Sentido y sensibilidad

Tres perfiles de una personalidad elegante, culta y cercana en el trato

Conocí y traté a Plácido Arango en una distancia que no me otorga credenciales, pero me concede perspectiva para atender la amable invitación que me hace LA NUEVA ESPAÑA de escribir unas líneas, al conocerse la triste noticia de su fallecimiento. Más que el "Plácido" de Berlanga, lo que me evoca su figura es otro título literario y cinematográfico: el de "Sentido y sensibilidad".

Eso es lo que compone el primero de los tres perfiles que me atrevo a destacar y que siempre me pareció percibir en su personalidad: el de alguien extremadamente educado y elegante, presto a acortar distancias para hacerse cercano en el trato, con sentido para moverse en la vida y con sensibilidad para zambullirse en los mundos de la cultura, el arte y la creatividad. De lo primero, doy testimonio directo, en sus modos refinados de ser, en su manera delicada de estar, en su empeño de borrar rasgos de elitismo con tacto, empatía y discreción, en esa cualidad tan suya de convertir la exquisitez en afabilidad. De lo segundo, dejo por testigos a Goya, Ribera, Murillo, Zurbarán y queda constancia colgada de las paredes del Museo del Prado, en las salas de esa joya inapreciable que tenemos en nuestro Museo de Bellas Artes.

El segundo de sus perfiles pasa, desde luego, por la Fundación Princesa de Asturias. Tengo para mí que, en la cadena de fortuna de los presidentes con los que ha contado la Fundación, Plácido fue un eslabón fundamental, en un momento en que se requería una mano diestra (la izquierda) para afirmar junturas, soldar vínculos y afinar engranajes de una maquinaria imparable que, con su impulso, se ponía a funcionar a toda capacidad. Que nos dejaba imágenes imperecederas del abrazo de Rabin y Arafat, del salto a la escena de Sergei Bubka, de las curvaturas suaves llegadas para quedarse de Oscar Niemeyer, de Liz Taylor en la alfombra azul, de Nelson Mandela ocupando todos los espacios, y a todos los pobladores, del teatro Campoamor.

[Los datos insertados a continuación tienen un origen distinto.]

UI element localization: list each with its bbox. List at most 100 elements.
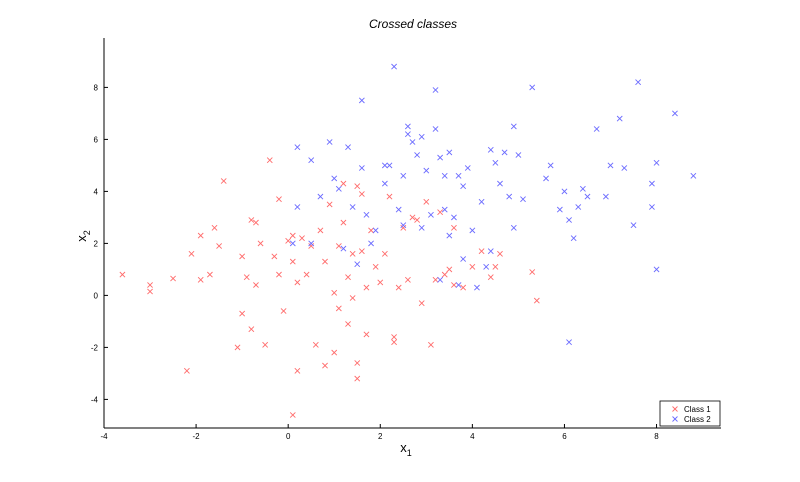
class-1-point — [414, 217, 421, 223]
class-1-point — [358, 191, 365, 197]
class-2-point — [543, 175, 549, 182]
class-2-point — [381, 162, 388, 169]
class-2-point — [340, 245, 347, 252]
class-1-point — [234, 344, 241, 351]
class-2-point — [331, 175, 338, 182]
class-2-point — [368, 240, 374, 247]
class-2-point — [621, 165, 628, 171]
class-2-point — [487, 146, 494, 153]
x-tick-label: -4 — [100, 432, 108, 441]
class-2-point — [474, 284, 480, 291]
class-1-point — [276, 196, 282, 203]
class-2-point — [427, 211, 434, 218]
class-2-point — [455, 282, 462, 288]
class-2-point — [418, 224, 425, 231]
class-2-point — [464, 165, 471, 171]
class-2-point — [561, 188, 568, 195]
class-1-point — [285, 237, 292, 244]
legend-label-1: Class 1 — [684, 405, 711, 414]
class-2-point — [404, 123, 411, 130]
y-tick-label: 8 — [94, 83, 99, 92]
class-1-point — [119, 271, 126, 278]
y-tick-label: 2 — [94, 239, 99, 248]
class-2-point — [294, 144, 301, 151]
class-1-point — [395, 284, 402, 291]
class-2-point — [400, 222, 407, 229]
class-1-point — [331, 349, 338, 356]
class-1-point — [497, 250, 503, 257]
class-2-point — [400, 172, 407, 179]
class-1-point — [340, 180, 347, 187]
class-1-point — [437, 209, 444, 216]
class-1-point — [441, 271, 448, 278]
class-1-point — [432, 276, 439, 283]
class-1-point — [391, 334, 398, 340]
class-1-point — [248, 326, 255, 333]
y-tick-label: -4 — [91, 395, 99, 404]
class-2-point — [547, 162, 554, 169]
class-1-point — [322, 258, 328, 265]
class-2-point — [649, 204, 655, 210]
y-tick-label: 0 — [94, 291, 99, 300]
class-1-point — [529, 269, 536, 275]
class-1-point — [294, 367, 301, 374]
class-1-point — [377, 279, 384, 286]
class-1-point — [363, 284, 370, 291]
class-2-point — [492, 159, 499, 166]
class-2-point — [441, 172, 448, 179]
class-2-point — [294, 204, 301, 210]
class-2-point — [501, 149, 508, 156]
class-1-point — [289, 258, 296, 265]
y-tick-label: 6 — [94, 135, 99, 144]
class-1-point — [147, 288, 153, 295]
class-2-point — [672, 110, 678, 117]
class-2-point — [358, 97, 365, 104]
class-2-point — [487, 248, 494, 255]
class-1-point — [409, 214, 416, 221]
class-2-point — [455, 172, 462, 179]
class-2-point — [690, 172, 697, 179]
class-2-point — [460, 183, 467, 190]
y-ticks: -4 -2 0 2 4 6 8 — [91, 83, 108, 404]
x-ticks: -4 -2 0 2 4 6 8 — [100, 424, 659, 441]
class-1-point — [340, 219, 347, 226]
class-1-point — [299, 235, 305, 242]
legend-marker-1 — [672, 406, 678, 412]
class-1-point — [446, 266, 453, 273]
class-1-point — [381, 250, 388, 257]
class-2-point — [432, 126, 439, 132]
x-axis-label-main: x — [400, 440, 407, 455]
class-2-point — [386, 162, 393, 169]
class-2-point — [510, 123, 517, 130]
class-2-point — [520, 196, 526, 203]
class-2-point — [363, 211, 370, 218]
class-2-point — [446, 232, 453, 239]
class-2-point — [451, 214, 457, 221]
class-1-point — [358, 248, 365, 255]
x-tick-label: 8 — [654, 432, 659, 441]
class-2-point — [506, 193, 513, 200]
class-2-point — [391, 63, 398, 70]
class-2-point — [409, 139, 416, 145]
class-2-point — [635, 79, 642, 86]
class-2-point — [579, 185, 586, 192]
x-tick-label: -2 — [193, 432, 201, 441]
class-1-point — [280, 308, 287, 314]
class-2-point — [423, 167, 430, 174]
class-1-point — [335, 243, 342, 249]
class-2-point — [529, 84, 536, 91]
class-1-point — [294, 279, 301, 286]
class-2-point — [653, 159, 660, 166]
class-2-point — [584, 193, 591, 200]
class-1-point — [289, 232, 296, 239]
class-2-point — [437, 276, 444, 283]
class-2-point — [432, 87, 439, 93]
class-1-point — [335, 305, 342, 312]
class-1-point — [386, 193, 393, 200]
class-1-point — [451, 224, 457, 231]
class-1-point — [239, 253, 246, 260]
class-1-point — [372, 263, 379, 270]
class-2-point — [354, 261, 361, 268]
class-1-point — [253, 219, 259, 226]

Y el tercer perfil de Plácido remite necesariamente a las raíces asturianas de esos empresarios de fortuna forjados por tierras del más allá. De esos hay muchos que, por suerte, han comenzado a percibirse más visibles y frecuentes, a inundar los veranos asturianos, a hacerse presentes en entidades, instituciones e iniciativas de la región. Pero Plácido fue el primero de los que abrió los caminos de retorno de esas sagas, el que inauguró, hace ya mucho tiempo, ese culto de rendir honor a los ancestros, el pionero en no andarse por las ramas y descubrir en sus raíces un hábitat para vivir.

En este momento de la despedida, no faltan razones para resaltar sus fecundas aportaciones y sus logros como empresario, coleccionista y benefactor. Yo prefiero volver al inicio para recordar a una figura que no pretendía, como el "Plácido" de Berlanga, sentar a un pobre a la mesa sino encarnar juntas la prudencia y la pasión de las hermanas literarias de Jane Austen. A una persona que encarnó una especie de pintura refinada de un modo de enfrentarse a la vida que deja un legado: el de que el sentido debe mezclarse con la sensibilidad en estos tiempos en que el estatus y la riqueza gobiernan las reglas del mundo. Y, si me lo permiten, guardo un último reconocimiento para el VIP que me abrió la posibilidad de pasar tantos ratos agradables en los Vips.